14 Songs in 14 Days: Day 9, The Later College Choir Years

Recap: I was challenged by one of my friends in EMU Choir to participate in one of those “14 Songs in 14 Days” kind of things, where you list or discuss 14 pieces of music that have had a profound impact on your life! Seeing as to how I have an abundance of time on my hands that I’m using only semi-usefully to this point in the quarantine/isolation, I figured why not step up my game a bit and use this challenge as the theme of a blog post series. For the entire series, click here.

This evening’s post is largely a continuation of yesterday’s writing about my undergraduate college choir days, so I’m leaving you with less text to wade through tonight… No spoilers, but I’ve got a different musical project simmer on the back-burner that I’m itching to get back to!

So, without further adieu, here are three more exquisite songs from the UTM University Singers/New Pacers time in my life. [Actually, I looked it up because I still have old tour program booklets! All of these were from the 2007–2008 years, and all were performed by New Pacers…guess they were more challenging/suitable for the chamber choir.]

The first of these is the last movement (No. 10) “There’s a Time to Live” from less-well-known (in the US, anyway) New Zealand composer Jenny McLeod in her modern masterpiece Childhood (1981). The work, deceptively complex, sets texts from the perspective of children written by the composer. While we initially set out to perform the entire work, we eventually settled for a handful of the movements, including “There’s a Time to Live,” which brings the set to a natural conclusion. There aren’t many recordings of the work, at least as stand-alone videos on YouTube, so here’s an MP3 recording of the movement from an album of the entire work performed by the New Zealand National Youth Choir.

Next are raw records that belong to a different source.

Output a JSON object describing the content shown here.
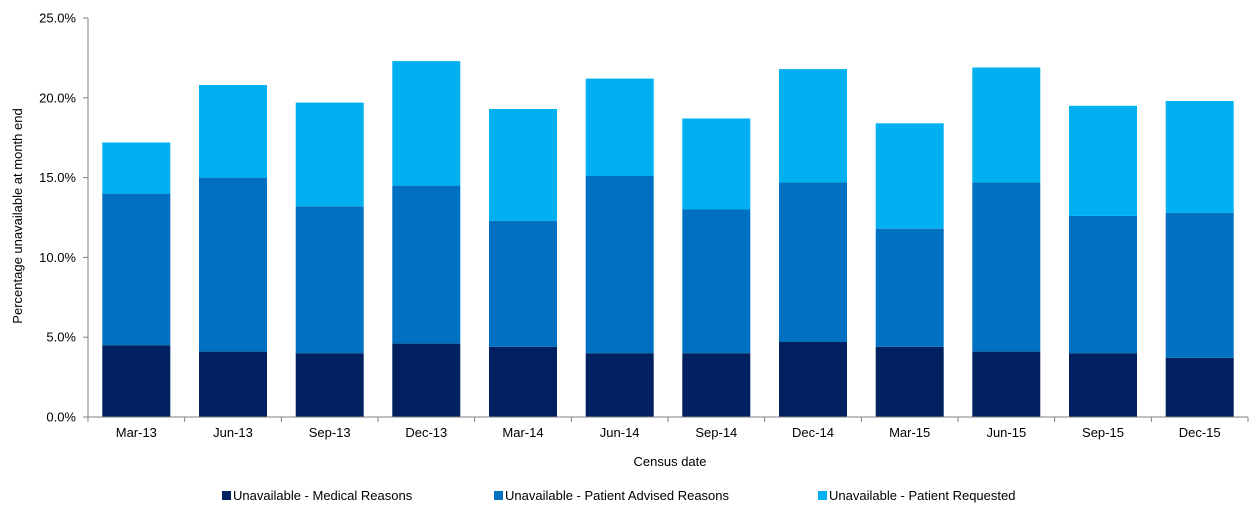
{
  "chart_data": {
    "type": "bar",
    "stacked": true,
    "title": "",
    "xlabel": "Census date",
    "ylabel": "Percentage unavailable at month end",
    "ylim": [
      0,
      25
    ],
    "yticks": [
      "0.0%",
      "5.0%",
      "10.0%",
      "15.0%",
      "20.0%",
      "25.0%"
    ],
    "grid": false,
    "legend_position": "bottom",
    "categories": [
      "Mar-13",
      "Jun-13",
      "Sep-13",
      "Dec-13",
      "Mar-14",
      "Jun-14",
      "Sep-14",
      "Dec-14",
      "Mar-15",
      "Jun-15",
      "Sep-15",
      "Dec-15"
    ],
    "series": [
      {
        "name": "Unavailable - Medical Reasons",
        "color": "#002060",
        "values": [
          4.5,
          4.1,
          4.0,
          4.6,
          4.4,
          4.0,
          4.0,
          4.7,
          4.4,
          4.1,
          4.0,
          3.7
        ]
      },
      {
        "name": "Unavailable - Patient Advised Reasons",
        "color": "#0070C0",
        "values": [
          9.5,
          10.9,
          9.2,
          9.9,
          7.9,
          11.1,
          9.0,
          10.0,
          7.4,
          10.6,
          8.6,
          9.1
        ]
      },
      {
        "name": "Unavailable - Patient Requested",
        "color": "#00B0F0",
        "values": [
          3.2,
          5.8,
          6.5,
          7.8,
          7.0,
          6.1,
          5.7,
          7.1,
          6.6,
          7.2,
          6.9,
          7.0
        ]
      }
    ]
  }
}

The second piece on the docket tonight: an absolute classic! John Rutter’s Hymn to the Creator of Light. I had a difficult time choosing between this and the Rutter Gloria, which we performed with…I want to say the Jackson Symphony’s brass section and organ? freshman year. I went with Hymn to the Creator of Light because I’m guessing you my readers are less likely to know it, hmm?

One more to round out your evening listening (I’m sure that’s what you’re doing, right?) I chose this one because Karen and I still sometimes talk about it…it was that transformational at the time. One of (it not the) first times singing in a language outside the normal European canon (ENG, FRN, GER, ITA, Latin, and occasionally Russian or Swedish or Estonian if you’re lucky…) and in a very non-Western modality! Commissioned by Chanticleer, Jackson Hill’s In Winter’s Keeping has a Japanese text and employs a number of Japanese-inspired musical ideas/motifs, though Hill himself is American.